What are foundations? Charitable organizations that are supported by donations from generous folks, corporations and the pharmaceutical industry. I knew they existed, but had to do a lot more research to actually figure out how to access the $$$ when I learned the drug I’m taking would cost me $8300/year. That’s with my Part D Medicare Supplement paying approximately $145,000. So, after every day for a month sitting in my pj’s at the computer, researching non-stop, I discovered how to get financial assistance from a foundation. Before I give you the details, here’s one important piece of information. Although I’m a supporter of the Affordable Care Act, there’s a regulation within it that prevents people with Medicaid or Medicare (government programs) to get a reduced price pharmaceutical product. If you’re younger and/or still have commerical insurance through your employer, the pharmaceutical industry will offer you their product at a discount.
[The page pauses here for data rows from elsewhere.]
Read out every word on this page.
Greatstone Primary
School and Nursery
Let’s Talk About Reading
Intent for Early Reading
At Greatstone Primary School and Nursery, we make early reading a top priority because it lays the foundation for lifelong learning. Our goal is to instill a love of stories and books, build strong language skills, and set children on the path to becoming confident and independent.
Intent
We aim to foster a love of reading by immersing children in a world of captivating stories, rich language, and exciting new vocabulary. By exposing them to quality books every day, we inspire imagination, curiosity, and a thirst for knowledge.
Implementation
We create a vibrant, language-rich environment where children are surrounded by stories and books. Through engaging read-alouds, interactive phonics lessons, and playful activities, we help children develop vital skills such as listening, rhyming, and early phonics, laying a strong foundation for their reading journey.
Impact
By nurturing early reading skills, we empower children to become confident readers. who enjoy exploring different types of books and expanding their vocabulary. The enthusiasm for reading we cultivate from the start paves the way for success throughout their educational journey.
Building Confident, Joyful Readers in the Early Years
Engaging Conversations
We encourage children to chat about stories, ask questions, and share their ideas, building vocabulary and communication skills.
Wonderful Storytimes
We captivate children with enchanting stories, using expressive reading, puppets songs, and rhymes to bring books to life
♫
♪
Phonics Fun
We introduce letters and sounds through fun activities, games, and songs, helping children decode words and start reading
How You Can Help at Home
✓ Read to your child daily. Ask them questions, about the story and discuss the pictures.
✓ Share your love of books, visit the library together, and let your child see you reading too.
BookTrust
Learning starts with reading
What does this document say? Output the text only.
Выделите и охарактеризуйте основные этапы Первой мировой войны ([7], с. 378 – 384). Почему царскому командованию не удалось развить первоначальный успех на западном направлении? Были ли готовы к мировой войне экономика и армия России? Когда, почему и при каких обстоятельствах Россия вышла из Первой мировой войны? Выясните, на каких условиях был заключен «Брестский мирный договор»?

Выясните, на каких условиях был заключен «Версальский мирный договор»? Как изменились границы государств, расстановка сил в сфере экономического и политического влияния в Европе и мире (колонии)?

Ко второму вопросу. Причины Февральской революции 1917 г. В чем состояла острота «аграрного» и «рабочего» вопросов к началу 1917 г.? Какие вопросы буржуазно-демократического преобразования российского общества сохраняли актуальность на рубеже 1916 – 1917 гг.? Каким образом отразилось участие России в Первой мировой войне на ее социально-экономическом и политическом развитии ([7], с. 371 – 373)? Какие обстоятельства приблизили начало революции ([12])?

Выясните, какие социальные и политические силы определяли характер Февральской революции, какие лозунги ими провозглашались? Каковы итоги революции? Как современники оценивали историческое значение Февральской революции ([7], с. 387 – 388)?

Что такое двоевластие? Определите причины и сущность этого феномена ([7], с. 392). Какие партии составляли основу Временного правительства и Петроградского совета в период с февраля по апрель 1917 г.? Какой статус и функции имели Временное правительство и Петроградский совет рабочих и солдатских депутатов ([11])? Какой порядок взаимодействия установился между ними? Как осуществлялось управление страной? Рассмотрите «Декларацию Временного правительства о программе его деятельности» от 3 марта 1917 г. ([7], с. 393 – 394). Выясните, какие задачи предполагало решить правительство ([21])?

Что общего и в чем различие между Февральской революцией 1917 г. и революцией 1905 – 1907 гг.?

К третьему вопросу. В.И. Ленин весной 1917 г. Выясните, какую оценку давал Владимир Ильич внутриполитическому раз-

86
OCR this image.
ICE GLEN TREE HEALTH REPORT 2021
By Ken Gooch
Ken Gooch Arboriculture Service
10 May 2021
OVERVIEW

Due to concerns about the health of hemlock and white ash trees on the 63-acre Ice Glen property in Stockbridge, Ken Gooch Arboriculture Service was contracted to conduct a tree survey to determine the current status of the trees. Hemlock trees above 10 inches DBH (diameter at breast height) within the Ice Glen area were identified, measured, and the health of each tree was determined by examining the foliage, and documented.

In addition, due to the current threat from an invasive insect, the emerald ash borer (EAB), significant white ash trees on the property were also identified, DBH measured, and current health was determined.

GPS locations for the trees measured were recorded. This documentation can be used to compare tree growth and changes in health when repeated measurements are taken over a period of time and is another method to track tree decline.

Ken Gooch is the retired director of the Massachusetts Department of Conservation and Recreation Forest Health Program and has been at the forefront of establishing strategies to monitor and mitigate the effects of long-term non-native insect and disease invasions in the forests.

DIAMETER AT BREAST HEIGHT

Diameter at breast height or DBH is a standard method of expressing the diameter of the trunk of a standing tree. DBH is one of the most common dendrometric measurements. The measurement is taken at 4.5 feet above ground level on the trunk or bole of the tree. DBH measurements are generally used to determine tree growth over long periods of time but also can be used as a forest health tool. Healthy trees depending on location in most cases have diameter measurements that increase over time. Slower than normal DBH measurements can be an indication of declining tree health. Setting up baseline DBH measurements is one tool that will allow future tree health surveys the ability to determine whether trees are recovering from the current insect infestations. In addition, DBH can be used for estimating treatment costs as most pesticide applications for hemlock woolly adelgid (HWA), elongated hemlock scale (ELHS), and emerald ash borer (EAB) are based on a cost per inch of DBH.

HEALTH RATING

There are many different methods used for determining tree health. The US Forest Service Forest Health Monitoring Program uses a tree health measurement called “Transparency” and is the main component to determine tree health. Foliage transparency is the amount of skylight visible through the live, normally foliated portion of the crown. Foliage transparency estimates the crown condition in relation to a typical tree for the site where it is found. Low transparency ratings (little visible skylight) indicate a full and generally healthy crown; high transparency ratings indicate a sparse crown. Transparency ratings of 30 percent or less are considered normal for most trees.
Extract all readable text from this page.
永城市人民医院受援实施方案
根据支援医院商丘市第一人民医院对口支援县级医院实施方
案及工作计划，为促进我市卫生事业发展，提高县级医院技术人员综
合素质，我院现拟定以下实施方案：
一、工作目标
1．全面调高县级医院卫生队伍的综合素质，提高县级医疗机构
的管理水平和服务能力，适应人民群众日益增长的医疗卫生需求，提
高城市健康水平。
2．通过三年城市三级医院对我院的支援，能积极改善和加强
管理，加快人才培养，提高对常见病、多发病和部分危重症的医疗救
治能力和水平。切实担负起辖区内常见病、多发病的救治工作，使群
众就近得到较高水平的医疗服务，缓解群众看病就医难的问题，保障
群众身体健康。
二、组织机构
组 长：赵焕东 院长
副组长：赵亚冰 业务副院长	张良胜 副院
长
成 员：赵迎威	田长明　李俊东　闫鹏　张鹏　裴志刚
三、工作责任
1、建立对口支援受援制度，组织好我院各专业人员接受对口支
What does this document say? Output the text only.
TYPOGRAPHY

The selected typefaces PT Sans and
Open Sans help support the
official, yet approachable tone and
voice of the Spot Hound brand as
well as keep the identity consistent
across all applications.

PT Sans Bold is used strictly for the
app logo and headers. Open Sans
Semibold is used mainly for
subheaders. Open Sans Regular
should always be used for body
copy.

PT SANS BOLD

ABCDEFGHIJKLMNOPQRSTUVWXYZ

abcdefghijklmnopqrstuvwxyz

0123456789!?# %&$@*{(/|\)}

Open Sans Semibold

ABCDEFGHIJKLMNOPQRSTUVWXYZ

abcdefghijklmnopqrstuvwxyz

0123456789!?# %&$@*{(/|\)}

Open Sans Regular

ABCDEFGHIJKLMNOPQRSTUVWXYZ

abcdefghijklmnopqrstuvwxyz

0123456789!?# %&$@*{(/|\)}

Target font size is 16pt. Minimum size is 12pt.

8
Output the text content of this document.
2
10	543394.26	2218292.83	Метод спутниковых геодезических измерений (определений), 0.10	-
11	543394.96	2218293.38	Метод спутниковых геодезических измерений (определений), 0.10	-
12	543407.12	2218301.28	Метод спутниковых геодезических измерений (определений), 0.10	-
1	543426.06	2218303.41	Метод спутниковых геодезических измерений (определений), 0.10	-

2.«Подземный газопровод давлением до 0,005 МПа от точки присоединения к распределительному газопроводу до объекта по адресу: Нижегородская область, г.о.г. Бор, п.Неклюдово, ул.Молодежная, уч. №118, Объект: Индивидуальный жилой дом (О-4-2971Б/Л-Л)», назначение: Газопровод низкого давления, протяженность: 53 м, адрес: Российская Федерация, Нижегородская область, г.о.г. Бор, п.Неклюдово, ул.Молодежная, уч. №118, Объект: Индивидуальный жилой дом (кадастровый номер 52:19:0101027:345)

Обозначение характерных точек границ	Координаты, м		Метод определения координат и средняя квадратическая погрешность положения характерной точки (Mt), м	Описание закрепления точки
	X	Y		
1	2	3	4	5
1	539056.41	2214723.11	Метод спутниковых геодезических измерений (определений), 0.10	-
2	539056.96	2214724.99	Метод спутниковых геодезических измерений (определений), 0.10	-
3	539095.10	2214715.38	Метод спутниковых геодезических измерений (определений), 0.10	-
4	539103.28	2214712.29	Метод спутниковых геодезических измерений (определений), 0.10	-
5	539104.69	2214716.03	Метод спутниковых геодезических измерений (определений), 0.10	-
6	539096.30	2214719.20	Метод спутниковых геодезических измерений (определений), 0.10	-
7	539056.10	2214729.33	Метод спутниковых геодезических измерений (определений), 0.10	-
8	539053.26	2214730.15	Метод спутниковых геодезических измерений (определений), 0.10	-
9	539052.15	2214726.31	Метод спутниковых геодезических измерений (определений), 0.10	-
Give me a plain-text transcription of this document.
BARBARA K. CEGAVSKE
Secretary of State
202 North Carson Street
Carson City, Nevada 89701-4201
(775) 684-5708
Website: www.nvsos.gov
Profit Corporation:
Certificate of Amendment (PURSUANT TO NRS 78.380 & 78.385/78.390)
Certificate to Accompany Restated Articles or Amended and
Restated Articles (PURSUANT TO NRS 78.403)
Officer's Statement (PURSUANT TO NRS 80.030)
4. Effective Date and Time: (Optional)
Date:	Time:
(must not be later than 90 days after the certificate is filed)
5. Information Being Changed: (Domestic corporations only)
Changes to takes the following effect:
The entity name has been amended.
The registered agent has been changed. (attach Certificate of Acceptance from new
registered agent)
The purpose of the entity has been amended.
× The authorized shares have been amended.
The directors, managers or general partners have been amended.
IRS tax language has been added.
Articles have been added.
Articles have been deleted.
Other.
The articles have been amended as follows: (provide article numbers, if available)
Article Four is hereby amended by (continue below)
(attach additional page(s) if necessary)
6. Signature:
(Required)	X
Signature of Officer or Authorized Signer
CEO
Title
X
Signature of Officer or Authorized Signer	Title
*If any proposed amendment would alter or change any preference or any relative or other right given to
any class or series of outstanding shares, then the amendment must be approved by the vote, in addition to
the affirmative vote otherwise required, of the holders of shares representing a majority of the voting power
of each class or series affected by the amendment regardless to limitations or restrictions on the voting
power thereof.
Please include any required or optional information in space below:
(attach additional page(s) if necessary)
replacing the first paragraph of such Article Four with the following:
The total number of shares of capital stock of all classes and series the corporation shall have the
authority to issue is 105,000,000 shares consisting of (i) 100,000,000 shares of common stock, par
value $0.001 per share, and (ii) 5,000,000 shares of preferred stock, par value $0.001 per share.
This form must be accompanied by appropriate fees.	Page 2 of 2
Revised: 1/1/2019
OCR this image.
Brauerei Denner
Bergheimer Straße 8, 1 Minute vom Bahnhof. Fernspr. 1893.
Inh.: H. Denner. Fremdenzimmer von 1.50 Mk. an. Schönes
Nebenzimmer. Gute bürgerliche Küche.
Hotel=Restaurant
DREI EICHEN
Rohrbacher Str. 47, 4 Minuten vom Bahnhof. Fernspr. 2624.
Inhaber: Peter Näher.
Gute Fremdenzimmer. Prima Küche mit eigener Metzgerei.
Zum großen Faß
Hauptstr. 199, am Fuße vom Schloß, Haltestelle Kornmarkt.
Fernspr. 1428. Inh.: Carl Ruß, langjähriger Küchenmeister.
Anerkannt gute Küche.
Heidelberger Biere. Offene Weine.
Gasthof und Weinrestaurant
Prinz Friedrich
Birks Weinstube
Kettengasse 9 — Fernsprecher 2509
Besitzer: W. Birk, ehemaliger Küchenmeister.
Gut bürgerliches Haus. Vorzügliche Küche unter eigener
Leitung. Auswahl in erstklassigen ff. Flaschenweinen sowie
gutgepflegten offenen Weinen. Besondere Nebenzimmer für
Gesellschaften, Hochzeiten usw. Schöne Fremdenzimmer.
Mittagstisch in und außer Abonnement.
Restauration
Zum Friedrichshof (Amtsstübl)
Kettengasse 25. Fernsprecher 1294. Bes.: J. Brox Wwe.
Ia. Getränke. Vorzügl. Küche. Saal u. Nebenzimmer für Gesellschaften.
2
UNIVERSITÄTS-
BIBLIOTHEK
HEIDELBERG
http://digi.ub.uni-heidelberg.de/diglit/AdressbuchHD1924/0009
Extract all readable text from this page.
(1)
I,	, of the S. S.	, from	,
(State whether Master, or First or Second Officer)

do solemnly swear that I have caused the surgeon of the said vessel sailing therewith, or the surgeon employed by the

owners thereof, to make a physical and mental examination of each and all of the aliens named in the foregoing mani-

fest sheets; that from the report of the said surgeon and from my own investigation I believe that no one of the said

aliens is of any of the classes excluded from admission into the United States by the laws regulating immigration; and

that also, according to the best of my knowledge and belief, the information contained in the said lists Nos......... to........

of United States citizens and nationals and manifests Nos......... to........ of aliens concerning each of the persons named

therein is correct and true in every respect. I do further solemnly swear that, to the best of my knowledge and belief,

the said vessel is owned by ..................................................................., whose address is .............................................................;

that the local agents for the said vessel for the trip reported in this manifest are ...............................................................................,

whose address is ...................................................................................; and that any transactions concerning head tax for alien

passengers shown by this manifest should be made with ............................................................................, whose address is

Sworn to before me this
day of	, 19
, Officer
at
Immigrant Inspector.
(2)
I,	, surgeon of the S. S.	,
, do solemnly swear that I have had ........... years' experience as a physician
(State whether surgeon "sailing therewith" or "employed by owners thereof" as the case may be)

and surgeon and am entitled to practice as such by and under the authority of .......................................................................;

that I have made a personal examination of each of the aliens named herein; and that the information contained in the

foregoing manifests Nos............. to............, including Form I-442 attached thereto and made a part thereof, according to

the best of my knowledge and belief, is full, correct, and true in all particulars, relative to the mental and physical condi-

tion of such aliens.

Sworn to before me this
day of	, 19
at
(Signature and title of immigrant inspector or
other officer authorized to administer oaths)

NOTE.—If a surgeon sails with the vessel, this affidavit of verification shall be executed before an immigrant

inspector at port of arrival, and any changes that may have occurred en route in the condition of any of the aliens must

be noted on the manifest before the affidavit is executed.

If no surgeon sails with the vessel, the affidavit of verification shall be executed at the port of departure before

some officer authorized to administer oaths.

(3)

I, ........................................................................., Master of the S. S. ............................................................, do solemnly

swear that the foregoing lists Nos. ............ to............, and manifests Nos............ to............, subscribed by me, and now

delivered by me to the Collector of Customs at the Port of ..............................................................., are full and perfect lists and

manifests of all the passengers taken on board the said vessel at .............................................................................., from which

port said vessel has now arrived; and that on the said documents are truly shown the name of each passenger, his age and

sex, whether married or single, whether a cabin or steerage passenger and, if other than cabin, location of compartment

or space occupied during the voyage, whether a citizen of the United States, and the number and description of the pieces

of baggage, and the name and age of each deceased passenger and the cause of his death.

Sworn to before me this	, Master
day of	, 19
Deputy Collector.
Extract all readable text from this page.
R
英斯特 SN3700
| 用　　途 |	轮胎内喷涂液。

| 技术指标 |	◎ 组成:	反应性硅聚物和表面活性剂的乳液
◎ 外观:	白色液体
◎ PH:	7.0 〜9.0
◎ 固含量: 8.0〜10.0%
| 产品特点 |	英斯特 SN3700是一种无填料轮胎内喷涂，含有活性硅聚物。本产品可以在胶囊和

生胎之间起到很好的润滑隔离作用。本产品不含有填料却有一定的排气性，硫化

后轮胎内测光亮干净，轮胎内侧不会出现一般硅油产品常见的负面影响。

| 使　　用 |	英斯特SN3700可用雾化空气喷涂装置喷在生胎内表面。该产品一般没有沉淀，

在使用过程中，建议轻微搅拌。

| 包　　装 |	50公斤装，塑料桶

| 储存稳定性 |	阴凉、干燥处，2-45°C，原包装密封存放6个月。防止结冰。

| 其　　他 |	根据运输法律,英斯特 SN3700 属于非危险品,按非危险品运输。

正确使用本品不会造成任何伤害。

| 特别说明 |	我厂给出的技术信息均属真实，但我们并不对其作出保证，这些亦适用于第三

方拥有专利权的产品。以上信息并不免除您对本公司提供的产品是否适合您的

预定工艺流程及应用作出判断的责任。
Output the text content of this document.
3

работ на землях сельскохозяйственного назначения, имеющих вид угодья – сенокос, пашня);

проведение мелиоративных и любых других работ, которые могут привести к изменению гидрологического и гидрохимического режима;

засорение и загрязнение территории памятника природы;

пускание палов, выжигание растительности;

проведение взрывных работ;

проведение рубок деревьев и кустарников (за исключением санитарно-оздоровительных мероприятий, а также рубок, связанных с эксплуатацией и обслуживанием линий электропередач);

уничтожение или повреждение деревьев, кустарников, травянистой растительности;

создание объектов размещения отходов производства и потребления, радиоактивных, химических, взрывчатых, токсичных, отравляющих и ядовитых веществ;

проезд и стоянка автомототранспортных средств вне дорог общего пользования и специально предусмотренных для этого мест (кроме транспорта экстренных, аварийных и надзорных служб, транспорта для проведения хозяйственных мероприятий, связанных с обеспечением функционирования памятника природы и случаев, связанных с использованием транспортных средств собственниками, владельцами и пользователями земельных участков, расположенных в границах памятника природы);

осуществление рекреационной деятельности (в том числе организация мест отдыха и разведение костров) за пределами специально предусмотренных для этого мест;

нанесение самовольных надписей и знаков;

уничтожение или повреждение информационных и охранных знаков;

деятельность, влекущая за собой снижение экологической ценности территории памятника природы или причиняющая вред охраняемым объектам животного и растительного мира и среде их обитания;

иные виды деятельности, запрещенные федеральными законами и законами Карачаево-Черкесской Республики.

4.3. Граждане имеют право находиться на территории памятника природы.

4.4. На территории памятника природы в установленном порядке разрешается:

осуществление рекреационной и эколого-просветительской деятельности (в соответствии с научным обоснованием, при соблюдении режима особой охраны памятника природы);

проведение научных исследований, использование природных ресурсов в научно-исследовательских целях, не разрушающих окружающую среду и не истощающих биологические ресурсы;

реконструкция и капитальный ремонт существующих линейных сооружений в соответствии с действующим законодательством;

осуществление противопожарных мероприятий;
So, let’s look at the how. Begin with a search. Google your health issue i.e., diabetes, rheumatoid arthritis, cancer, lupus, etc. Any illness that requires an expensive drug qualifies. I just googled diabetes and The American Diabetes Association came up listing all sorts of information – financial assistance included in the drop down menu. Keep clicking on all organizations that offer support/research efforts/blogs/foundations and start reading. Some foundations may help you pay for transportation and insurance too. If you need to stay in your pj’s for a while, the effort and your attire is worth it! Don’t give up that easily. Certainly, this does take a good deal of time. Keep at it.
Computer skills less than perfect? Don’t be shy. Ask for help, please. You can also ask the nurse (or social worker in the medical practice, if there is one) to help you locate funding. Often, they’re a great resource for financial assistance and any other type of support you may need. Plus, they will know what to include and exclude about your personal finances on the application form.
You can also contact the manufacturer of your drug directly. Many have a staff member whose job it is to assist you, guide you to find some $$ for their drug. Call them and explain your situation. Please don’t stop taking your medication because you can’t afford it. That’s not your best option, although sometimes, it does feel like it.
In the end, unfortunately, not everyone is eligible for financial assistance. Many are, though. It’s worth the effort to find out if you are. Look at it this way: What’s the best thing that can happen? You continue taking the medication you need and can still afford to live your life. Sounds pretty good to me.